I chose to pursue a legal education to serve my community in a greater capacity. The communities I belong to are disproportionately impacted by the criminal justice system, and this has significantly contributed to my career goals. It is important that my communities are represented well, and I try to accomplish this on multiple fronts. I can become a more valuable resource for my community by educating myself. Then, I can encourage a cycle of service and support by connecting and engaging with my community.
Why did you choose University of Arizona Law?
This is hard to explain – something just felt right! Originally, I was enrolled in another law school. Next thing I know, I am at Arizona Law orientation with my suitcase in hand - I hadn’t even found an apartment yet! Something was different about Arizona Law. The people here are so welcoming, and the environment is challenging and accepting. Arizona Law felt like the right place to grow and start a career. Turns out, Arizona Law was the perfect place!
What is your favorite Arizona Law memory?
I am not sure if I have one – these past three years have been filled with so many good memories. Sometimes the days felt really long, but when I look back, the last three years seem so short.
What will you miss most about Arizona Law?

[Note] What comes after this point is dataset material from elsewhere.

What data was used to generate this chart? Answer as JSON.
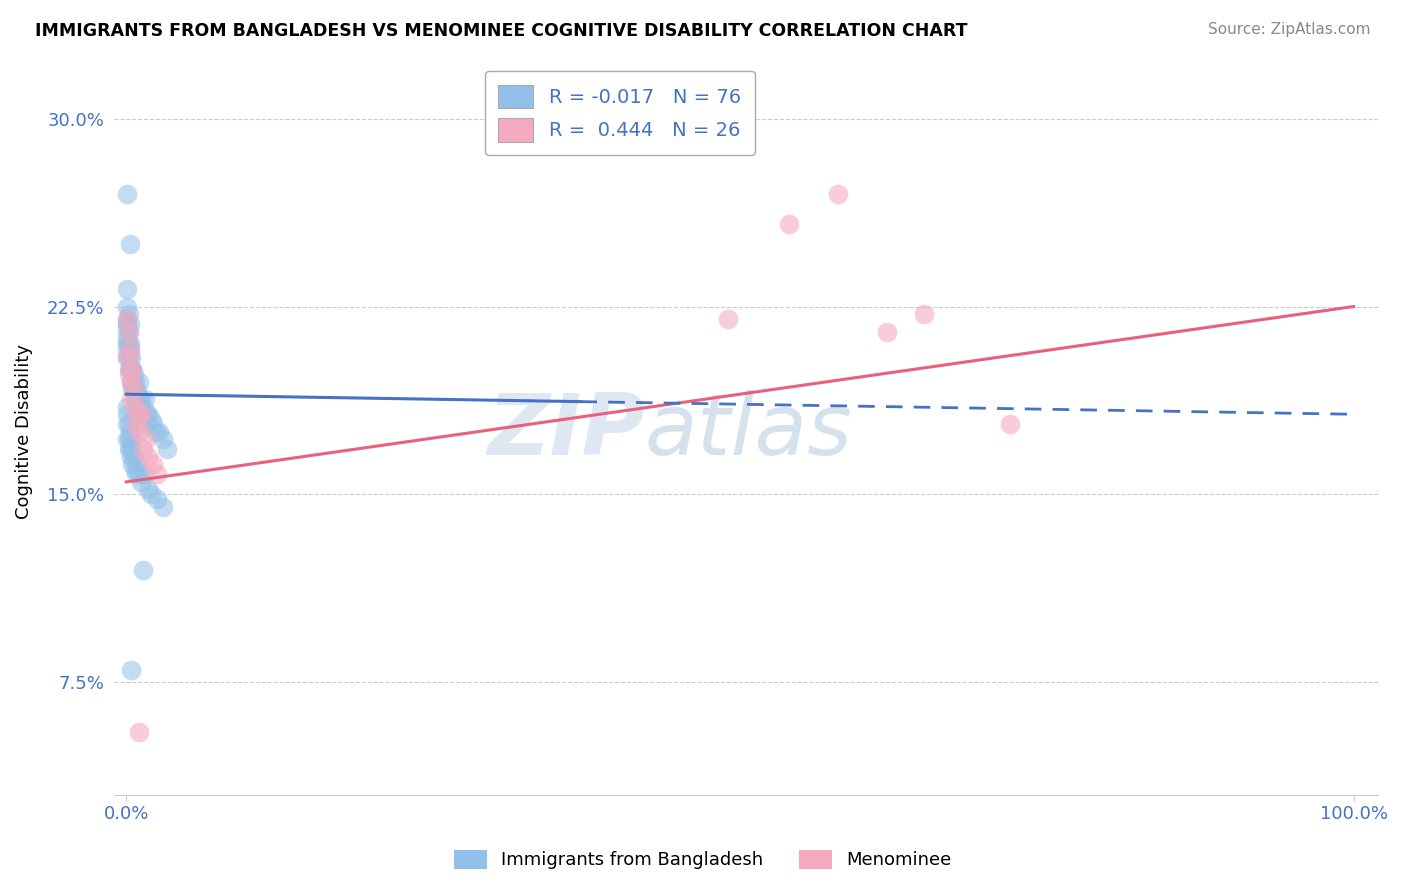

The people! Arizona Law is filled with passionate, dedicated and kind people who genuinely care about our success. I am especially grateful for the mentors I have found here. The people in our Arizona Law community have become my second family, and I am so thankful for their support and friendship.

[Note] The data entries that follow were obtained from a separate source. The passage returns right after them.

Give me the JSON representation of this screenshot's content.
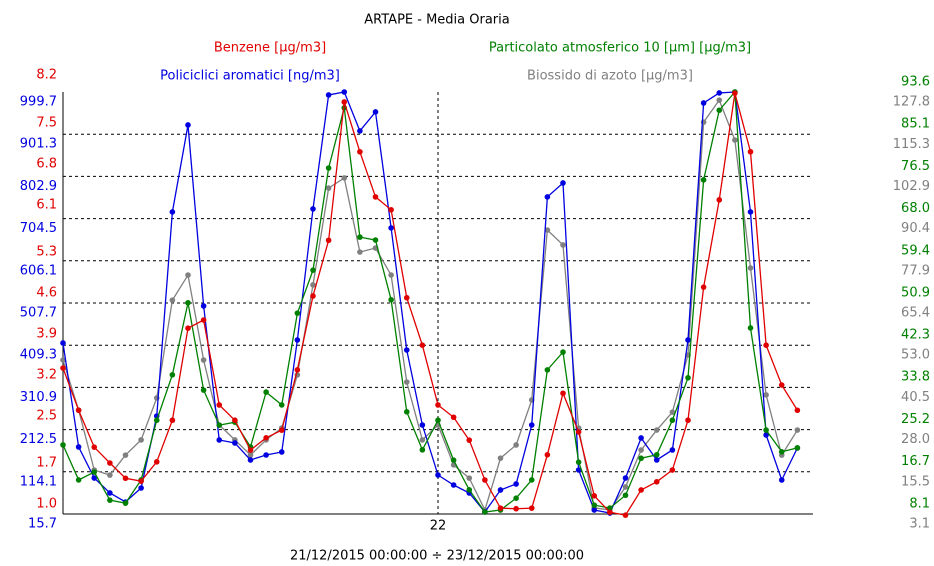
{
  "chart_data": {
    "type": "line",
    "title": "ARTAPE - Media Oraria",
    "x_label": "21/12/2015 00:00:00 ÷ 23/12/2015 00:00:00",
    "categories": [
      null,
      null,
      null,
      null,
      null,
      null,
      null,
      null,
      null,
      null,
      null,
      null,
      null,
      null,
      null,
      null,
      null,
      null,
      null,
      null,
      null,
      null,
      null,
      null,
      "22",
      null,
      null,
      null,
      null,
      null,
      null,
      null,
      null,
      null,
      null,
      null,
      null,
      null,
      null,
      null,
      null,
      null,
      null,
      null,
      null,
      null,
      null,
      null
    ],
    "grid": true,
    "series": [
      {
        "name": "Benzene [µg/m3]",
        "color": "#e00000",
        "axis": "left",
        "ylim": [
          1.0,
          8.2
        ],
        "yticks": [
          {
            "value": 1.0,
            "label": "1.0"
          },
          1.7,
          2.5,
          3.2,
          3.9,
          4.6,
          5.3,
          6.1,
          6.8,
          7.5,
          8.2
        ],
        "values": [
          3.49,
          2.77,
          2.14,
          1.87,
          1.61,
          1.56,
          1.89,
          2.6,
          4.17,
          4.31,
          2.86,
          2.6,
          2.09,
          2.3,
          2.43,
          3.46,
          4.72,
          5.67,
          8.03,
          7.18,
          6.41,
          6.19,
          4.69,
          3.88,
          2.86,
          2.65,
          2.26,
          1.58,
          1.1,
          1.09,
          1.1,
          2.01,
          3.06,
          2.4,
          1.31,
          1.03,
          0.98,
          1.41,
          1.55,
          1.75,
          2.6,
          4.87,
          6.36,
          8.18,
          7.18,
          3.88,
          3.2,
          2.77
        ]
      },
      {
        "name": "Particolato atmosferico 10 [µm] [µg/m3]",
        "color": "#008000",
        "axis": "right",
        "ylim": [
          8.1,
          93.6
        ],
        "yticks": [
          8.1,
          16.7,
          25.2,
          33.8,
          42.3,
          50.9,
          59.4,
          {
            "value": 68.0,
            "label": "68.0"
          },
          76.5,
          85.1,
          93.6
        ],
        "values": [
          22.1,
          15.0,
          16.6,
          10.9,
          10.3,
          15.0,
          27.1,
          36.3,
          50.9,
          33.2,
          26.1,
          26.7,
          21.7,
          32.8,
          30.2,
          48.8,
          57.5,
          78.2,
          90.4,
          64.2,
          63.6,
          51.5,
          28.8,
          21.1,
          27.1,
          19.0,
          13.0,
          8.5,
          8.9,
          11.3,
          15.0,
          37.3,
          40.9,
          18.6,
          9.9,
          9.3,
          11.9,
          19.4,
          20.1,
          27.1,
          35.7,
          75.8,
          89.9,
          93.6,
          45.8,
          25.1,
          20.7,
          21.5
        ]
      },
      {
        "name": "Policiclici aromatici [ng/m3]",
        "color": "#0000e0",
        "axis": "left",
        "ylim": [
          15.7,
          999.7
        ],
        "yticks": [
          15.7,
          114.1,
          212.5,
          310.9,
          409.3,
          507.7,
          606.1,
          704.5,
          802.9,
          901.3,
          999.7
        ],
        "values": [
          414.5,
          172,
          99.6,
          64.7,
          43.7,
          76.3,
          244.2,
          720,
          922.8,
          500.8,
          188.3,
          181.3,
          141.7,
          153.3,
          160.3,
          421.5,
          727,
          992.8,
          999.7,
          908.9,
          953.2,
          682.7,
          398.1,
          223.2,
          106.6,
          83.3,
          64.7,
          20.4,
          71.7,
          85.7,
          223.2,
          755,
          787.6,
          118.3,
          25,
          18,
          99.6,
          193,
          141.7,
          165,
          421.5,
          974.1,
          997.5,
          999.7,
          720,
          200,
          95,
          169.6
        ]
      },
      {
        "name": "Biossido di azoto [µg/m3]",
        "color": "#808080",
        "axis": "right",
        "ylim": [
          3.1,
          127.8
        ],
        "yticks": [
          3.1,
          15.5,
          {
            "value": 28.0,
            "label": "28.0"
          },
          40.5,
          {
            "value": 53.0,
            "label": "53.0"
          },
          65.4,
          77.9,
          90.4,
          102.9,
          115.3,
          127.8
        ],
        "values": [
          48.6,
          33.8,
          16.1,
          14.6,
          20.5,
          25.0,
          37.4,
          66.3,
          73.7,
          48.6,
          29.4,
          25.0,
          20.5,
          25.0,
          28.5,
          44.2,
          70.8,
          99.4,
          102.4,
          80.5,
          81.7,
          73.7,
          42.1,
          25.0,
          29.4,
          17.6,
          13.7,
          4.3,
          19.6,
          23.5,
          36.8,
          87.0,
          82.6,
          28.5,
          4.9,
          4.3,
          11.1,
          22.0,
          27.9,
          33.2,
          50.1,
          118.9,
          125.4,
          113.6,
          75.8,
          38.3,
          20.5,
          27.9
        ]
      }
    ]
  }
}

What are you most proud of during your time here?
Working as the president of the Black Law Students Association (BLSA) has been my biggest accomplishment at Arizona Law. In addition to building relationships with alumni, community members and local organizations, BLSA has developed a solid system of support for our community. For example, BLSA created a book depository for students to borrow textbooks and course supplements for free. BLSA is also creating a test-prep scholarship for diverse prospective students in an effort to support law school applicants. As students, our Arizona Law community is what we make it. I am so proud of how BLSA has impacted our community!

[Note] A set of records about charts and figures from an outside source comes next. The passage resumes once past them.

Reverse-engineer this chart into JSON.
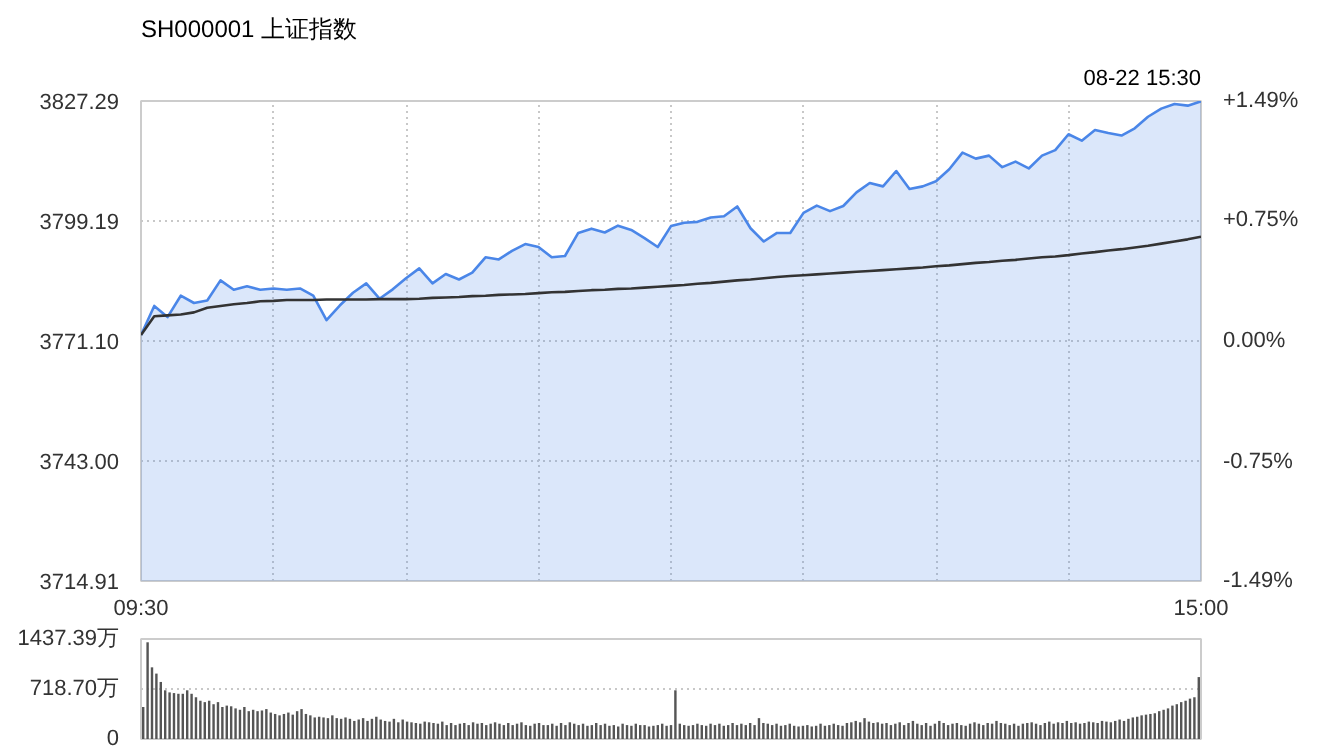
{
  "chart_data": [
    {
      "type": "area",
      "title": "SH000001 上证指数",
      "annotations": [
        "08-22 15:30"
      ],
      "categories": [
        "09:30",
        null,
        null,
        null,
        null,
        null,
        null,
        null,
        null,
        null,
        null,
        null,
        null,
        null,
        null,
        null,
        null,
        null,
        null,
        null,
        null,
        null,
        null,
        null,
        null,
        null,
        null,
        null,
        null,
        null,
        null,
        null,
        null,
        null,
        null,
        null,
        null,
        null,
        null,
        null,
        null,
        null,
        null,
        null,
        null,
        null,
        null,
        null,
        null,
        null,
        null,
        null,
        null,
        null,
        null,
        null,
        null,
        null,
        null,
        null,
        null,
        null,
        null,
        null,
        null,
        null,
        null,
        null,
        null,
        null,
        null,
        null,
        null,
        null,
        null,
        null,
        null,
        null,
        null,
        null,
        "15:00"
      ],
      "ylim": [
        3714.91,
        3827.29
      ],
      "yticks": [
        {
          "value": 3714.91,
          "label": "3714.91"
        },
        {
          "value": 3743.0,
          "label": "3743.00"
        },
        {
          "value": 3771.1,
          "label": "3771.10"
        },
        {
          "value": 3799.19,
          "label": "3799.19"
        },
        {
          "value": 3827.29,
          "label": "3827.29"
        }
      ],
      "y2lim": [
        -1.49,
        1.49
      ],
      "y2ticks": [
        {
          "value": -1.49,
          "label": "-1.49%"
        },
        {
          "value": -0.75,
          "label": "-0.75%"
        },
        {
          "value": 0,
          "label": "0.00%"
        },
        {
          "value": 0.75,
          "label": "+0.75%"
        },
        {
          "value": 1.49,
          "label": "+1.49%"
        }
      ],
      "grid": true,
      "marker": "none",
      "line_style": "solid",
      "series": [
        {
          "type": "area",
          "color": "#4a86e8",
          "values": [
            3772.5,
            3779.3,
            3776.7,
            3781.7,
            3780.0,
            3780.6,
            3785.3,
            3783.1,
            3783.9,
            3783.1,
            3783.4,
            3783.1,
            3783.4,
            3781.7,
            3776.0,
            3779.4,
            3782.4,
            3784.6,
            3781.0,
            3783.2,
            3785.8,
            3788.1,
            3784.6,
            3786.8,
            3785.5,
            3787.1,
            3790.7,
            3790.2,
            3792.2,
            3793.8,
            3793.1,
            3790.7,
            3791.0,
            3796.4,
            3797.4,
            3796.5,
            3798.1,
            3797.1,
            3795.2,
            3793.1,
            3798.0,
            3798.8,
            3799.0,
            3800.0,
            3800.3,
            3802.6,
            3797.5,
            3794.4,
            3796.4,
            3796.4,
            3801.1,
            3802.8,
            3801.5,
            3802.7,
            3805.9,
            3808.1,
            3807.3,
            3810.9,
            3806.7,
            3807.3,
            3808.5,
            3811.3,
            3815.2,
            3813.8,
            3814.5,
            3811.8,
            3813.1,
            3811.5,
            3814.5,
            3815.8,
            3819.5,
            3818.0,
            3820.5,
            3819.8,
            3819.2,
            3820.9,
            3823.6,
            3825.5,
            3826.6,
            3826.2,
            3827.2
          ]
        },
        {
          "type": "line",
          "color": "#333333",
          "values": [
            3772.5,
            3776.9,
            3777.1,
            3777.3,
            3777.8,
            3778.9,
            3779.3,
            3779.7,
            3780.0,
            3780.4,
            3780.5,
            3780.7,
            3780.7,
            3780.7,
            3780.8,
            3780.8,
            3780.8,
            3780.8,
            3780.9,
            3780.9,
            3780.9,
            3781.0,
            3781.2,
            3781.3,
            3781.4,
            3781.6,
            3781.7,
            3781.9,
            3782.0,
            3782.1,
            3782.3,
            3782.5,
            3782.6,
            3782.8,
            3783.0,
            3783.1,
            3783.3,
            3783.4,
            3783.6,
            3783.8,
            3784.0,
            3784.2,
            3784.5,
            3784.7,
            3785.0,
            3785.3,
            3785.5,
            3785.8,
            3786.1,
            3786.3,
            3786.5,
            3786.7,
            3786.9,
            3787.1,
            3787.3,
            3787.5,
            3787.7,
            3787.9,
            3788.1,
            3788.3,
            3788.6,
            3788.8,
            3789.1,
            3789.4,
            3789.6,
            3789.9,
            3790.1,
            3790.4,
            3790.7,
            3790.9,
            3791.2,
            3791.6,
            3791.9,
            3792.3,
            3792.6,
            3793.0,
            3793.4,
            3793.9,
            3794.4,
            3794.9,
            3795.5
          ]
        }
      ]
    },
    {
      "type": "bar",
      "color": "#555555",
      "grid": "y",
      "tick_labels": "y",
      "ylim": [
        0,
        1437.39
      ],
      "yticks": [
        0,
        {
          "value": 718.7,
          "label": "718.70万"
        },
        {
          "value": 1437.39,
          "label": "1437.39万"
        }
      ],
      "categories": [
        null,
        null,
        null,
        null,
        null,
        null,
        null,
        null,
        null,
        null,
        null,
        null,
        null,
        null,
        null,
        null,
        null,
        null,
        null,
        null,
        null,
        null,
        null,
        null,
        null,
        null,
        null,
        null,
        null,
        null,
        null,
        null,
        null,
        null,
        null,
        null,
        null,
        null,
        null,
        null,
        null,
        null,
        null,
        null,
        null,
        null,
        null,
        null,
        null,
        null,
        null,
        null,
        null,
        null,
        null,
        null,
        null,
        null,
        null,
        null,
        null,
        null,
        null,
        null,
        null,
        null,
        null,
        null,
        null,
        null,
        null,
        null,
        null,
        null,
        null,
        null,
        null,
        null,
        null,
        null,
        null,
        null,
        null,
        null,
        null,
        null,
        null,
        null,
        null,
        null,
        null,
        null,
        null,
        null,
        null,
        null,
        null,
        null,
        null,
        null,
        null,
        null,
        null,
        null,
        null,
        null,
        null,
        null,
        null,
        null,
        null,
        null,
        null,
        null,
        null,
        null,
        null,
        null,
        null,
        null,
        null,
        null,
        null,
        null,
        null,
        null,
        null,
        null,
        null,
        null,
        null,
        null,
        null,
        null,
        null,
        null,
        null,
        null,
        null,
        null,
        null,
        null,
        null,
        null,
        null,
        null,
        null,
        null,
        null,
        null,
        null,
        null,
        null,
        null,
        null,
        null,
        null,
        null,
        null,
        null,
        null,
        null,
        null,
        null,
        null,
        null,
        null,
        null,
        null,
        null,
        null,
        null,
        null,
        null,
        null,
        null,
        null,
        null,
        null,
        null,
        null,
        null,
        null,
        null,
        null,
        null,
        null,
        null,
        null,
        null,
        null,
        null,
        null,
        null,
        null,
        null,
        null,
        null,
        null,
        null,
        null,
        null,
        null,
        null,
        null,
        null,
        null,
        null,
        null,
        null,
        null,
        null,
        null,
        null,
        null,
        null,
        null,
        null,
        null,
        null,
        null,
        null,
        null,
        null,
        null,
        null,
        null,
        null,
        null,
        null,
        null,
        null,
        null,
        null,
        null,
        null,
        null,
        null,
        null,
        null,
        null
      ],
      "values": [
        460,
        1390,
        1030,
        940,
        820,
        700,
        670,
        660,
        650,
        650,
        700,
        650,
        600,
        550,
        530,
        550,
        500,
        530,
        460,
        480,
        470,
        440,
        420,
        460,
        400,
        420,
        400,
        410,
        430,
        380,
        360,
        340,
        360,
        380,
        350,
        400,
        430,
        360,
        340,
        310,
        320,
        310,
        300,
        340,
        300,
        290,
        310,
        290,
        260,
        280,
        300,
        260,
        290,
        320,
        280,
        260,
        250,
        290,
        240,
        280,
        250,
        240,
        230,
        220,
        250,
        240,
        230,
        220,
        250,
        200,
        230,
        200,
        220,
        230,
        200,
        240,
        220,
        230,
        200,
        220,
        240,
        220,
        200,
        230,
        200,
        220,
        240,
        200,
        190,
        220,
        230,
        200,
        200,
        220,
        190,
        230,
        200,
        240,
        220,
        200,
        220,
        190,
        200,
        230,
        200,
        220,
        190,
        200,
        180,
        220,
        200,
        190,
        220,
        200,
        200,
        180,
        190,
        200,
        220,
        190,
        200,
        700,
        220,
        200,
        190,
        200,
        220,
        200,
        190,
        220,
        200,
        220,
        190,
        200,
        230,
        200,
        220,
        200,
        230,
        200,
        300,
        230,
        220,
        200,
        220,
        190,
        200,
        220,
        190,
        180,
        190,
        200,
        180,
        190,
        220,
        190,
        200,
        220,
        200,
        190,
        230,
        240,
        260,
        240,
        300,
        250,
        230,
        240,
        220,
        230,
        200,
        220,
        240,
        200,
        230,
        260,
        220,
        200,
        230,
        190,
        220,
        260,
        230,
        200,
        220,
        230,
        200,
        190,
        220,
        240,
        220,
        200,
        230,
        220,
        260,
        230,
        220,
        200,
        220,
        190,
        220,
        230,
        240,
        220,
        200,
        230,
        250,
        220,
        240,
        230,
        260,
        230,
        240,
        220,
        230,
        250,
        240,
        230,
        260,
        250,
        240,
        260,
        280,
        260,
        290,
        310,
        320,
        340,
        350,
        360,
        370,
        400,
        420,
        440,
        480,
        500,
        530,
        550,
        580,
        600,
        890
      ]
    }
  ]
}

What do you wish you would have known your first year at Arizona Law, that you know now?
There are plenty of resources around to help you be successful, all you have to do is ask!
What advice do you have for students who will be starting law school in the fall?
You all have worked hard to get to this point, do not sell yourself short on the experience! You have what it takes to be successful, and you owe it to yourself to go after any opportunity that comes your way. Invest in yourself by connecting with the people and communities around you.
What are your career goals?
I came to law school with a passion for criminal justice reform and participated in the University of Arizona Innocence Project. During my time working with the Innocence Project, I quickly grew an appreciation for maintaining a record, building a client relationship and securing a defendant’s constitutional protections.
My experience with the Innocence Project also exposed me to the unique duties of prosecutors. The duty of a prosecutor to seek justice is paramount to securing criminal justice reform and represents the epitome of public service. Working with the Innocence Project helped me understand that an effective prosecutor does more than protect the community through a system of accountability; an effective prosecutor takes a proactive role in securing justice. I am endeavoring to take up this role, ultimately, as an assistant United States attorney.
Do you have a message for your fellow members of the Class of 2020?
Congratulations! We have successfully crossed the finish line, and it is time to begin a new adventure. I am hopeful that our new season is going to be filled with great opportunities, rewarding challenges and noteworthy milestones. I am so excited to see what we can accomplish!